SACRAMENTO — Assemblyman Steve Peace (D-Chula Vista) and State Sen. Alfred Alquist (D-Santa Clara) exchanged angry words in a capitol corridor Tuesday after the Senate Appropriations Committee defeated a proposal by Peace to spend $3 million for school buses equipped for handicapped passengers.
The exchange riled Senate President Pro Tempore David A. Roberti (D-Los Angeles), who demanded an apology from Peace. It could mean the Senate will retaliate by defeating several pending bills introduced by Peace, whose 80th District covers Chula Vista, National City and Otay Mesa.

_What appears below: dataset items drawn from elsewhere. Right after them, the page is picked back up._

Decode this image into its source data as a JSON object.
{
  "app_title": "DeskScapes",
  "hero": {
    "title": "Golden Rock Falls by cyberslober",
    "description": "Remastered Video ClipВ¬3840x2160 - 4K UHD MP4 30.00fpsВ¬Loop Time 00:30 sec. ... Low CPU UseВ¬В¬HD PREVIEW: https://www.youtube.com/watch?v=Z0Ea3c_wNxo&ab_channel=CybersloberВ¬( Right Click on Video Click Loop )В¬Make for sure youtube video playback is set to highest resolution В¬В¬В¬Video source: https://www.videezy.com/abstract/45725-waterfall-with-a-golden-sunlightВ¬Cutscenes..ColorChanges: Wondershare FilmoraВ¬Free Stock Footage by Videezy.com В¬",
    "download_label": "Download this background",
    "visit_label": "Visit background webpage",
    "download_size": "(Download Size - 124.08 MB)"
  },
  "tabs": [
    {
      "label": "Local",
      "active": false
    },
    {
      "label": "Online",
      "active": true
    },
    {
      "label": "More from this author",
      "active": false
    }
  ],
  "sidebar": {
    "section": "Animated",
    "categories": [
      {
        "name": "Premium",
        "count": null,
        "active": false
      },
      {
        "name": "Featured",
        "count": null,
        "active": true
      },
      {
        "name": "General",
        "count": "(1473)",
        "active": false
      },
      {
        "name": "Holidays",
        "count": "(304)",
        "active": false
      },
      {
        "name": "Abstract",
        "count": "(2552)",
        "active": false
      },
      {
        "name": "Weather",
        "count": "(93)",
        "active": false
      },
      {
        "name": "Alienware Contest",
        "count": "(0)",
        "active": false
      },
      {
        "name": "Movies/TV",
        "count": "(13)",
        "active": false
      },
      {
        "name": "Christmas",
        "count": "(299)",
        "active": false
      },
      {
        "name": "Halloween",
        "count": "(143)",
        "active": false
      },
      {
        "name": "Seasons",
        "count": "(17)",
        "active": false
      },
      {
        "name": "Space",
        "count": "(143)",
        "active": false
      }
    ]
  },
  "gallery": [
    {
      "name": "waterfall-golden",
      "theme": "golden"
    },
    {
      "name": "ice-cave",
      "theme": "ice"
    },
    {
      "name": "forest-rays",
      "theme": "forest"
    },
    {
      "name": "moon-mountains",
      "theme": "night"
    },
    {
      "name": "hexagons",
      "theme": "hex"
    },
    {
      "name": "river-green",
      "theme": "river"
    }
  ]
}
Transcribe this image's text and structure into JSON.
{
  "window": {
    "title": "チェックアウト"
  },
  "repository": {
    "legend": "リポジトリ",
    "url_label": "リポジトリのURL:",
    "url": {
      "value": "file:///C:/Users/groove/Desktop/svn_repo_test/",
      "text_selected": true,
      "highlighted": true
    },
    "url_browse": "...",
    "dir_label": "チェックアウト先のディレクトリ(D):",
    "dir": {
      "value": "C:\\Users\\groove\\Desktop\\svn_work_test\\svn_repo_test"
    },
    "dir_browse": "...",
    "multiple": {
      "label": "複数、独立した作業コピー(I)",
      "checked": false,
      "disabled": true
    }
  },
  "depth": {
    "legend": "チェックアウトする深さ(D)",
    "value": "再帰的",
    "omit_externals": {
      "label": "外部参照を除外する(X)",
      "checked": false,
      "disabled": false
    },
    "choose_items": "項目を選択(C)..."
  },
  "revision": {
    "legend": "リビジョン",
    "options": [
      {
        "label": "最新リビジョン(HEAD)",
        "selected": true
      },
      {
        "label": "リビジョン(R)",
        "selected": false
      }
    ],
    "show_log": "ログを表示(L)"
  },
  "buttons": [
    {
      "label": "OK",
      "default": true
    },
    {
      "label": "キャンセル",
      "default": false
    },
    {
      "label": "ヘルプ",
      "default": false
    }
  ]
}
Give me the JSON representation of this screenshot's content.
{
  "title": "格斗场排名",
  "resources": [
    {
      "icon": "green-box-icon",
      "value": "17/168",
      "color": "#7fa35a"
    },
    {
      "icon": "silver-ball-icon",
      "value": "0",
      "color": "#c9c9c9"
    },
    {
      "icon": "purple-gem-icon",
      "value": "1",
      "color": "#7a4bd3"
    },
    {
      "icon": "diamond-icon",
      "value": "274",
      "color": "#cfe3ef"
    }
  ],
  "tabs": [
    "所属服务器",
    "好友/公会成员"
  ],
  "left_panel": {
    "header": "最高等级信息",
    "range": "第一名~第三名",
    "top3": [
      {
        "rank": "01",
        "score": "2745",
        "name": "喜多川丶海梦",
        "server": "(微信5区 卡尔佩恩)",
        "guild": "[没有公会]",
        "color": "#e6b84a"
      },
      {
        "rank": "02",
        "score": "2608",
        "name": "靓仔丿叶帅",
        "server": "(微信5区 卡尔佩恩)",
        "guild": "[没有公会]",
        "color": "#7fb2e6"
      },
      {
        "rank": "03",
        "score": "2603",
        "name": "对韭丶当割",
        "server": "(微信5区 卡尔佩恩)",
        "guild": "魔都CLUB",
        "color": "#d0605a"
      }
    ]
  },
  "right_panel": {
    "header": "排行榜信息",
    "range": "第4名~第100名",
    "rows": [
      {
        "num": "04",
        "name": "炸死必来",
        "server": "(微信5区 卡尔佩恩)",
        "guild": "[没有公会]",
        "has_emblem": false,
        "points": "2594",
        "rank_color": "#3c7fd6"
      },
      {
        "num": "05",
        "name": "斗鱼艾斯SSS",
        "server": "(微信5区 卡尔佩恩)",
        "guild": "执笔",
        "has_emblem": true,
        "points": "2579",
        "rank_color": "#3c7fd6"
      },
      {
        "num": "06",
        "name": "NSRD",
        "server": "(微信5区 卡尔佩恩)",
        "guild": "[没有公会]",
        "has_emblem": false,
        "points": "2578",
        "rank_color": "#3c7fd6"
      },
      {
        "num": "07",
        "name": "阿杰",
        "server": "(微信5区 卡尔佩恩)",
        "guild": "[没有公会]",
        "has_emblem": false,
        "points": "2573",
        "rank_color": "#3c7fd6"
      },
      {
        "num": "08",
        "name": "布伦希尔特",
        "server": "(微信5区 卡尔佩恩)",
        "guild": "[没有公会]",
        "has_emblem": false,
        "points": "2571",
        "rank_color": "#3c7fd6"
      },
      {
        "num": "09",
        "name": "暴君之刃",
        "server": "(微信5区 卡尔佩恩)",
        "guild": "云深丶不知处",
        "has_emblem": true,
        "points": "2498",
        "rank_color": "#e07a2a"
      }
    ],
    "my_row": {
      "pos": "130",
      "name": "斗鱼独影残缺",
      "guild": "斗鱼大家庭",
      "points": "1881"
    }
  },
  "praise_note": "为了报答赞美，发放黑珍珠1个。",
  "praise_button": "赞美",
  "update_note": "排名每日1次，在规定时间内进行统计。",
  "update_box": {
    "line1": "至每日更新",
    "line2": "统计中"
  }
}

Peace said the confrontation was elevated to a loud name-calling incident by Alquist, the powerful appropriations chairman. But a spokesman for Roberti said the Senate leader had been given reports that Peace followed Alquist from a hearing room and angrily confronted him in a corridor.
Alquist even summoned a Capitol sergeant-at-arms, fearing Peace might need to be restrained, Roberti's spokesman said.
Based on those reports, Roberti, who did not witness the incident, feels that Peace owes Alquist an apology. "There's a pretty general feeling that Steve Peace has to explain himself . . . . An awful lot of people heard what he had to say. Right now, the attitude of the Senate is his name is a misnomer," Roberti told United Press International.
A Senator, who asked not to be identified, told UPI he witnessed the exchange and that Peace initiated the heated exchange.
"It was the worst conduct . . . I've seen from one member to another with the hardest language," the Senator said. "It was totally uncalled for in my opinion. He (Peace) took him (Alquist) on after we'd been very gracious in the handling of his bill."
Capitol sources said the shouting match might result in several bills authored by Peace being killed in the Senate in retaliation for the incident, and Peace acknowledged that was a likely outcome. "Sure, they're going to kill my bills. I know it," he said.
David Takashima, an aide to Peace, said the Senate is considering several measures authored by Peace, including three crime bills that would strengthen penalties against sex offenders, a bill that would authorize the Public Utilities Commission to inspect the books and records of phone companies operating in California, and legislation that would authorize financing for a proposed off-road vehicle park in Otay Mesa.
Peace said the confrontation began when he asked Alquist to explain why his school bus bill had been killed. "I fully intended to have an intelligent discussion," Peace said.
But instead, Peace claimed, Alquist was defensive and answered, "If ever there was a 14-karat asshole, you're it."
Peace acknowledged that he then called Alquist a "pitiful little creature."
The confrontation comes as the Legislature is laboring long hours to pass hundreds of bills before it adjourns in two weeks. Many of the bills must be considered by fiscal committees like Alquist's.